The overarching framework: HR Strategy, Steering & Governance
Across the entire platform, HR Strategy, Steering & Governance acts as the strategic foundation of the organisation, with AI governance as an explicitly new management task. It provides direction, sets guidelines and connects the layers into a coherent whole.
Much of this is not entirely new. Rather, it finally delivers on promises that have been made time and again since Ulrich’s original reflections, but rarely consistently fulfilled: strategic advice on an equal footing with the business and a clear separation of routine tasks and value creation. Added to this is a dimension that Ulrich had not yet envisaged, but which is indispensable today: data and technology expertise as an integral part of HR.
The AI-centred HR value chain
The AI-centred vision outlines the roles HR will need in the future. However, it does not yet show how these roles interact to actually deliver HR performance. This is precisely what the AI-centred value chain brings to light.
An analogy helps: in future, HR will function more like a modern software company than a traditional administrative function. Needs are identified from usage data, solutions are configured from reusable building blocks, delivered continuously, measured in real time and further developed based on their impact. People remain central, but in different areas than today: where judgement, relationships and responsibility matter.
The key changes along the chain can be grouped into three patterns:
a) Anticipating rather than reacting: HR identifies needs before they are asked for
Today, HR reacts to reported needs – via standard processes, governance cycles or escalations from the business. In future, AI will proactively identify areas requiring action from data patterns (engagement, remuneration, performance, turnover risk) and suggest personalised measures. The customer benefit determines where this occurs as a supplement and where it replaces existing processes. HR validates, prioritises and decides. (Stages: (1) Detect Need, (2) Advice on Service Selection)
b) Configure rather than execute: AI delivers, humans intervene where necessary
Solutions are no longer designed and implemented manually for every individual case, but are configured from AI and agent modules and delivered in a customised form. Personalised advice is focused where it truly adds value: on complex leadership, career or conflict issues. (Stages: (3) Deliver Service, (7) Design Solution)
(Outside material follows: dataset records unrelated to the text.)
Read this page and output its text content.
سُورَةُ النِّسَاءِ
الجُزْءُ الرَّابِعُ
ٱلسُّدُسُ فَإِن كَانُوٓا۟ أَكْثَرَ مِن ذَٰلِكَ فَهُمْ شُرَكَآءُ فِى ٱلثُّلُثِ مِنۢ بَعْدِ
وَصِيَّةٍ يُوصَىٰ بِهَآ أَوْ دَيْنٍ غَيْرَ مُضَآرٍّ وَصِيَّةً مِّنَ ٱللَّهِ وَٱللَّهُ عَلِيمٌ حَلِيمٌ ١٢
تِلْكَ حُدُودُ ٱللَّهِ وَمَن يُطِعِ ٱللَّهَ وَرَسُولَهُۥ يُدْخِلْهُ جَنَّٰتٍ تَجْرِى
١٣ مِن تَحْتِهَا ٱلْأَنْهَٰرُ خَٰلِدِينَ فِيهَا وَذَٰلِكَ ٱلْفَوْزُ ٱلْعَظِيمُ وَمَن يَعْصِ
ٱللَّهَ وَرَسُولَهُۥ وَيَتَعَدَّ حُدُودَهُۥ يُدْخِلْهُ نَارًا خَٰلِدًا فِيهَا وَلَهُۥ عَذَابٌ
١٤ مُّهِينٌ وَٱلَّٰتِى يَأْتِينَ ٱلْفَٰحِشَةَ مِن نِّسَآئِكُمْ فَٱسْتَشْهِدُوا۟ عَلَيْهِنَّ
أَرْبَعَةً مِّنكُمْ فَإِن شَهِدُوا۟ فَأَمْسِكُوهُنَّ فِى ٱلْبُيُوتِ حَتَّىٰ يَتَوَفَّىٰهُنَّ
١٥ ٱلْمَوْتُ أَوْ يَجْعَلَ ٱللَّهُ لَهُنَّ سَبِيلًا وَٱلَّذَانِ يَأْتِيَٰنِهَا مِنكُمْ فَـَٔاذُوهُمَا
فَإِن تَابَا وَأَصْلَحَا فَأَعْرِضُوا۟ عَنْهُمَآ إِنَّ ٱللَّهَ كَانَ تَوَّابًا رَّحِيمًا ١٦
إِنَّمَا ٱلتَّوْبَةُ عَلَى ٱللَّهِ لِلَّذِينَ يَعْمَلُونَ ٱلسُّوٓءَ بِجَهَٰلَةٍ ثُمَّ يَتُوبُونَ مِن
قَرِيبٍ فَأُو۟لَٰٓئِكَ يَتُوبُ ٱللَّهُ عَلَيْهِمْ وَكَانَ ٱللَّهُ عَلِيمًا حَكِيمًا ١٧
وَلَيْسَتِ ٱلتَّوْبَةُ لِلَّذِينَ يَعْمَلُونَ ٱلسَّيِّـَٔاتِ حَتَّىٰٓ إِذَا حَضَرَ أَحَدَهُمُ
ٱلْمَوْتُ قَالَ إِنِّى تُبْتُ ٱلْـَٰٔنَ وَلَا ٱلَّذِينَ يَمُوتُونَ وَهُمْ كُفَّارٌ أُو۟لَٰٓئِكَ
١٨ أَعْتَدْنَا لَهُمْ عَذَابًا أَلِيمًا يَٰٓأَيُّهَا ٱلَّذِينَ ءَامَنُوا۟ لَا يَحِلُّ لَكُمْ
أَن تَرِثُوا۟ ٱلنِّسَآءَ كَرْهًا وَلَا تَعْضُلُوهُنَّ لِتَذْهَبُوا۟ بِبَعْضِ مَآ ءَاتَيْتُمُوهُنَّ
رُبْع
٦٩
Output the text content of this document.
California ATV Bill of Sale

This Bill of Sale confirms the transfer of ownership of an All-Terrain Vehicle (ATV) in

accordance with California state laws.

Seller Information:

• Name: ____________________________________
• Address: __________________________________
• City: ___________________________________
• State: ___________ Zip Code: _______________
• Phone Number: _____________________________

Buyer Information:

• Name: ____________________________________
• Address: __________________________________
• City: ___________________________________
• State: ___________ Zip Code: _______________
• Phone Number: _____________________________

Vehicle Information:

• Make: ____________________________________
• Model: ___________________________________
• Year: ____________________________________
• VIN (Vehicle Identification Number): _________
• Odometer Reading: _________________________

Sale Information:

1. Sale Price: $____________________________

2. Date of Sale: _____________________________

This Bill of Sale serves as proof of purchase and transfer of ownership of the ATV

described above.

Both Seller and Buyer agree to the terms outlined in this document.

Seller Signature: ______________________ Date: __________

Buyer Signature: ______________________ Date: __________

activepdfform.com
c) Controlling rather than documenting: measuring impact and quality becomes a core task
Impact is no longer assessed retrospectively and on a random basis, but is continuously measured against business outcomes. AI inputs and outputs are actively monitored; the portfolio is managed on an evidence-based rather than capacity-driven basis; data and technology shift from a supporting role in IT to the responsibility of HR. (Stages: (4) Measure Impact, (5) Supervise Services, (6) Manage Portfolio, (8) Manage Technology & Data)
The individual changes are logical in themselves, but their impact only emerges through their interaction along the chain. Anyone who merely sets up AI-supported demand identification without considering delivery and impact measurement will gain additional data but little impact.
And yes: this is not a roadmap for the next quarter. Much of it lies further in the future, depending on data maturity, technological development and regulatory frameworks. It remains a bit of a crystal ball, but one that helps steer today’s decisions in the right direction.